Sheehy’s World History classes compete for doughnuts through trivia

March 15, 2018 — by Anishi Patel and Sandhya Sundaram

Sheehy's classes face off in weekly trivia tournaments that motivate students to study. 

Amidst learning about Totalitarianism and World War I, sophomores in World History teacher Jerry Sheehy’s classes spend time at the end of every week for the class competition.

Sheehy says the competition is a weekly trivia showdown between his three world history classes in order to “spice things up.” He asks the class questions that range from American history and presidents to topics such as boy bands or baseball. Each individual period must collaborate to answer questions and earn points for the class’s overall score.

In the past, Sheehy has asked questions like “What’s the rapper Snoop Dogg’s real name?” and “Who is the oldest living president?”

“We’ve done positive things with the competition — one year, I had pitted the classes against each other in the canned food drive,” Sheehy said. “Between my three classes, we brought in more canned food than the rest of the school.”

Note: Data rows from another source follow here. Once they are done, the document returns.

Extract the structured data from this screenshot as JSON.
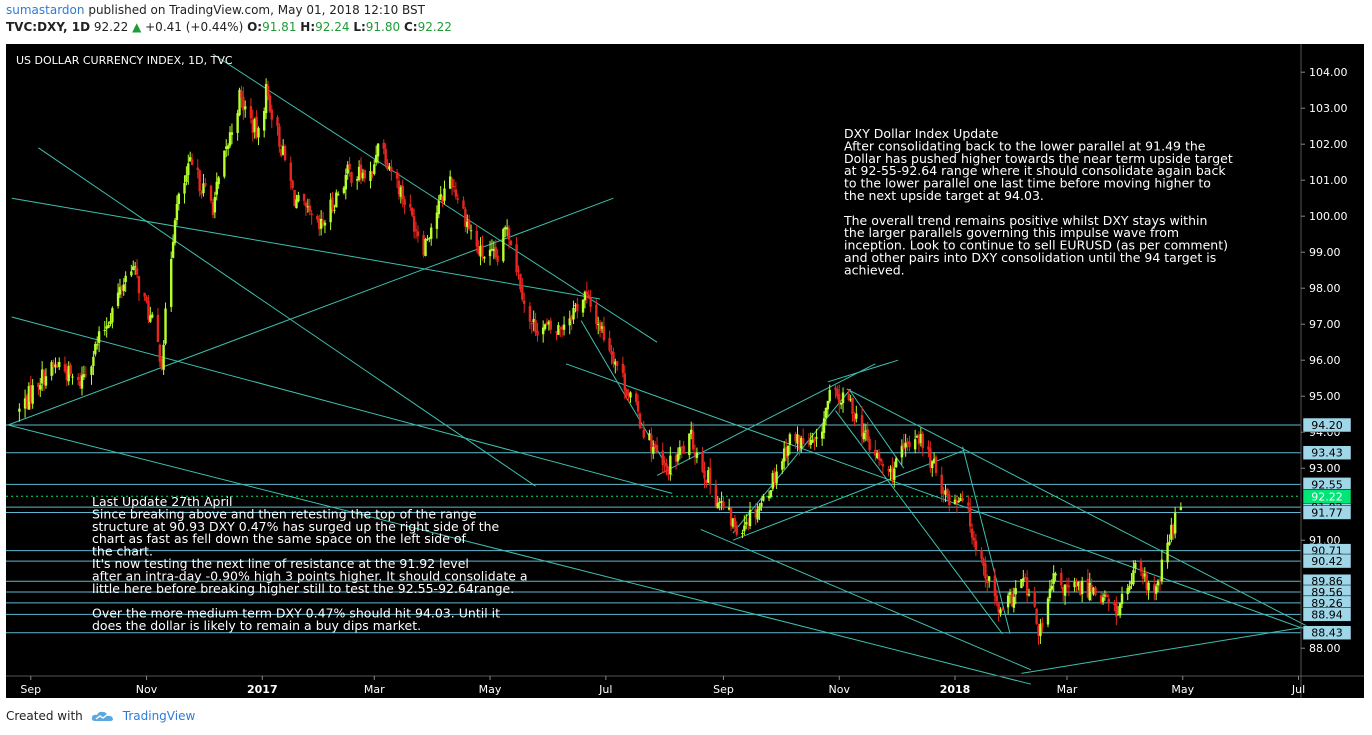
{
  "header": {
    "user": "sumastardon",
    "published": "published on TradingView.com, May 01, 2018 12:10 BST",
    "symbol": "TVC:DXY, 1D",
    "last": "92.22",
    "change": "+0.41 (+0.44%)",
    "o_label": "O:",
    "o_val": "91.81",
    "h_label": "H:",
    "h_val": "92.24",
    "l_label": "L:",
    "l_val": "91.80",
    "c_label": "C:",
    "c_val": "92.22"
  },
  "footer": {
    "created_with": "Created with",
    "brand": "TradingView"
  },
  "chart_data": {
    "type": "candlestick",
    "title": "US DOLLAR CURRENCY INDEX, 1D, TVC",
    "x_tick_labels": [
      "Sep",
      "Nov",
      "2017",
      "Mar",
      "May",
      "Jul",
      "Sep",
      "Nov",
      "2018",
      "Mar",
      "May",
      "Jul"
    ],
    "y_ticks": [
      88.0,
      91.0,
      93.0,
      94.0,
      95.0,
      96.0,
      97.0,
      98.0,
      99.0,
      100.0,
      101.0,
      102.0,
      103.0,
      104.0
    ],
    "ylim": [
      87.2,
      104.7
    ],
    "level_labels": [
      {
        "label": "94.20",
        "value": 94.2
      },
      {
        "label": "93.43",
        "value": 93.43
      },
      {
        "label": "92.55",
        "value": 92.55
      },
      {
        "label": "92.22",
        "value": 92.22,
        "current": true
      },
      {
        "label": "91.92",
        "value": 91.92
      },
      {
        "label": "91.77",
        "value": 91.77
      },
      {
        "label": "90.71",
        "value": 90.71
      },
      {
        "label": "90.42",
        "value": 90.42
      },
      {
        "label": "89.86",
        "value": 89.86
      },
      {
        "label": "89.56",
        "value": 89.56
      },
      {
        "label": "89.26",
        "value": 89.26
      },
      {
        "label": "88.94",
        "value": 88.94
      },
      {
        "label": "88.43",
        "value": 88.43
      }
    ],
    "price_path": [
      [
        "2016-08-26",
        94.6
      ],
      [
        "2016-09-06",
        95.5
      ],
      [
        "2016-09-16",
        95.9
      ],
      [
        "2016-09-26",
        95.3
      ],
      [
        "2016-10-10",
        96.9
      ],
      [
        "2016-10-24",
        98.7
      ],
      [
        "2016-11-04",
        97.0
      ],
      [
        "2016-11-09",
        96.0
      ],
      [
        "2016-11-16",
        100.1
      ],
      [
        "2016-11-24",
        101.4
      ],
      [
        "2016-12-06",
        100.3
      ],
      [
        "2016-12-20",
        103.3
      ],
      [
        "2016-12-30",
        102.2
      ],
      [
        "2017-01-03",
        103.5
      ],
      [
        "2017-01-18",
        100.5
      ],
      [
        "2017-01-31",
        99.6
      ],
      [
        "2017-02-15",
        101.2
      ],
      [
        "2017-02-28",
        101.1
      ],
      [
        "2017-03-03",
        102.2
      ],
      [
        "2017-03-27",
        99.2
      ],
      [
        "2017-04-10",
        101.1
      ],
      [
        "2017-04-25",
        99.0
      ],
      [
        "2017-05-05",
        98.8
      ],
      [
        "2017-05-10",
        99.8
      ],
      [
        "2017-05-22",
        97.0
      ],
      [
        "2017-06-05",
        96.8
      ],
      [
        "2017-06-20",
        97.8
      ],
      [
        "2017-07-03",
        96.4
      ],
      [
        "2017-07-20",
        94.2
      ],
      [
        "2017-08-01",
        92.9
      ],
      [
        "2017-08-15",
        93.8
      ],
      [
        "2017-08-28",
        92.2
      ],
      [
        "2017-09-08",
        91.3
      ],
      [
        "2017-09-22",
        92.1
      ],
      [
        "2017-10-06",
        93.8
      ],
      [
        "2017-10-20",
        93.6
      ],
      [
        "2017-10-27",
        95.0
      ],
      [
        "2017-11-07",
        94.8
      ],
      [
        "2017-11-17",
        93.6
      ],
      [
        "2017-11-27",
        92.8
      ],
      [
        "2017-12-12",
        94.0
      ],
      [
        "2017-12-29",
        92.1
      ],
      [
        "2018-01-05",
        92.3
      ],
      [
        "2018-01-12",
        90.9
      ],
      [
        "2018-01-25",
        88.9
      ],
      [
        "2018-02-06",
        89.9
      ],
      [
        "2018-02-15",
        88.4
      ],
      [
        "2018-02-22",
        89.9
      ],
      [
        "2018-03-01",
        89.6
      ],
      [
        "2018-03-15",
        89.7
      ],
      [
        "2018-03-27",
        89.0
      ],
      [
        "2018-04-06",
        90.1
      ],
      [
        "2018-04-17",
        89.5
      ],
      [
        "2018-04-23",
        90.9
      ],
      [
        "2018-05-01",
        92.22
      ]
    ],
    "annotations": [
      {
        "id": "update",
        "lines": [
          "DXY Dollar Index Update",
          "After consolidating back to the lower parallel at 91.49 the",
          "Dollar has pushed higher towards the near term upside target",
          "at 92-55-92.64 range where it should consolidate again back",
          "to the lower parallel one last time before moving higher to",
          "the next upside target at 94.03.",
          "",
          "The overall trend remains positive whilst DXY stays within",
          "the larger parallels governing this impulse wave from",
          "inception. Look to continue to sell EURUSD (as per comment)",
          "and other pairs into DXY consolidation until the 94 target is",
          "achieved."
        ]
      },
      {
        "id": "last-update",
        "lines": [
          "Last Update   27th April",
          "Since breaking above and then retesting the top of the range",
          "structure at 90.93 DXY 0.47% has surged up the right side of the",
          "chart as fast as fell down the same space on the left side of",
          "the chart.",
          "It's now testing the next line of resistance at the 91.92 level",
          "after an intra-day -0.90% high 3 points higher. It should consolidate a",
          "little here before breaking higher still to test the 92.55-92.64range.",
          "",
          "Over the more medium term DXY 0.47% should hit 94.03. Until it",
          "does the dollar is likely to remain a buy dips market."
        ]
      }
    ],
    "colors": {
      "background": "#000000",
      "up": "#b6ff2e",
      "down": "#e8251e",
      "trendline": "#3fbfae",
      "level": "#5fb8cf",
      "label_bg": "#9fd6e8",
      "current": "#00e676",
      "text": "#ffffff"
    }
  }
}
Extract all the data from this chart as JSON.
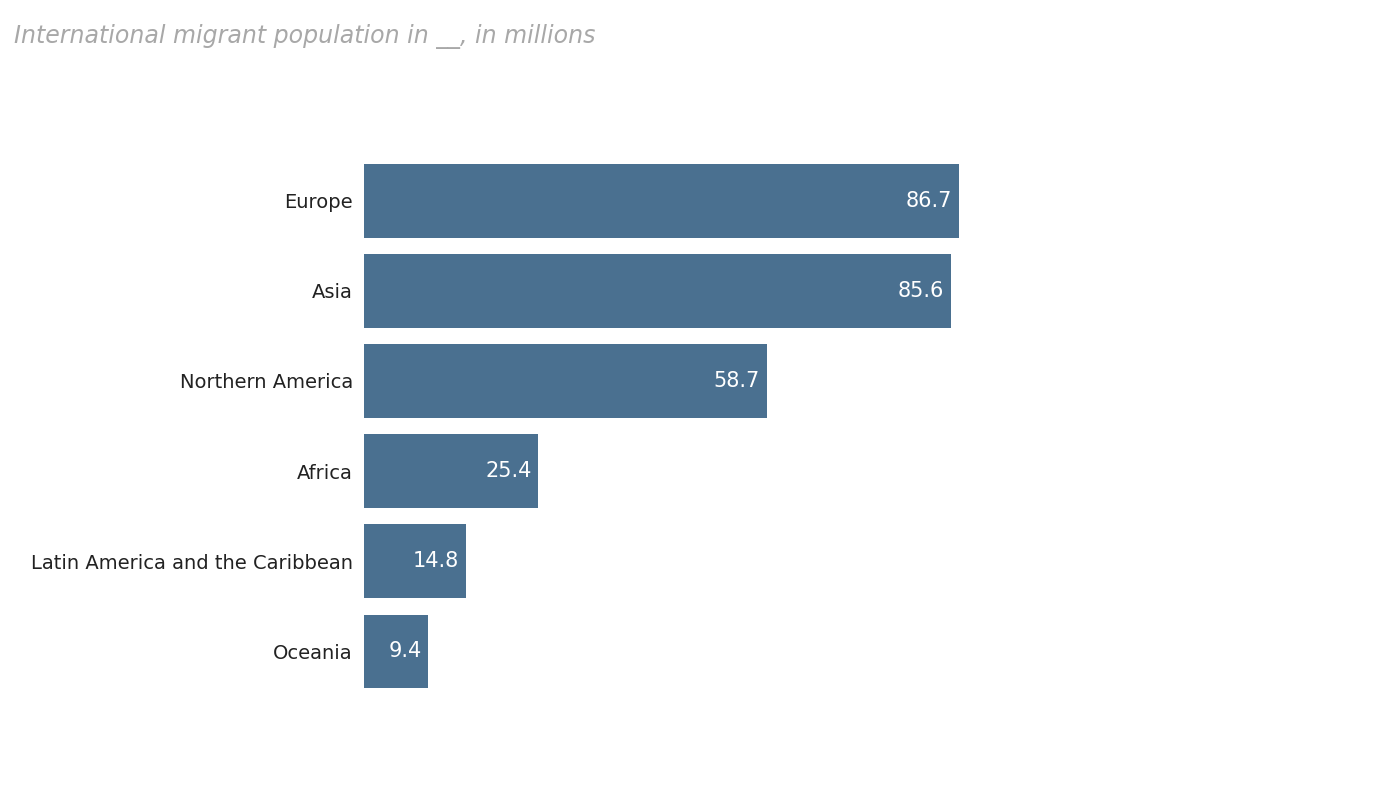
{
  "title": "International migrant population in __, in millions",
  "title_color": "#a8a8a8",
  "title_style": "italic",
  "title_fontsize": 17,
  "categories": [
    "Europe",
    "Asia",
    "Northern America",
    "Africa",
    "Latin America and the Caribbean",
    "Oceania"
  ],
  "values": [
    86.7,
    85.6,
    58.7,
    25.4,
    14.8,
    9.4
  ],
  "bar_color": "#4a7090",
  "label_color_inside": "#ffffff",
  "label_fontsize": 15,
  "category_fontsize": 14,
  "background_color": "#ffffff",
  "bar_height": 0.82,
  "xlim": [
    0,
    100
  ]
}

For sophomore World History student Claire Smerdon, the trivia contest is nice break from the routine.

“When you’re stressed and have a lot of things on your plate, it's nice to be able to forget that for a few minutes and be competitive,” Smerdon said.

But the class competition isn't always about productivity or even relaxation; Sheehy likes to stimulate his students’ competitive nature.

“It’s always fun to have bragging rights over your classmates,” Sheehy said. “The whole mantra of ‘We beat you!’ or ‘We’re ahead of you!’ is enjoyed by all the students.”

At the end of the semester, the winning period is promised the alluring prize of doughnuts, and according to sophomore Abhay Manchala, the first semester winning class, Sheehy’s fourth period, is still waiting for their prize.

Regardless, Manchala said that the class competition is a great way to engage the class, and for him to hear from students that he would not speak to otherwise.

“It really makes the class come alive,” Manchala said. “Although it does get loud, and it’s not really school based or curriculum based.”

Even when contests get competitive in the heat of the moment, Manchala has not encountered students who are extremely set on winning.

“If we miss a question or something, it’s annoying, but I’m not going up to people in second period saying, ‘hey guys, we’re totally gonna beat you in the class competition!’” Manchala said.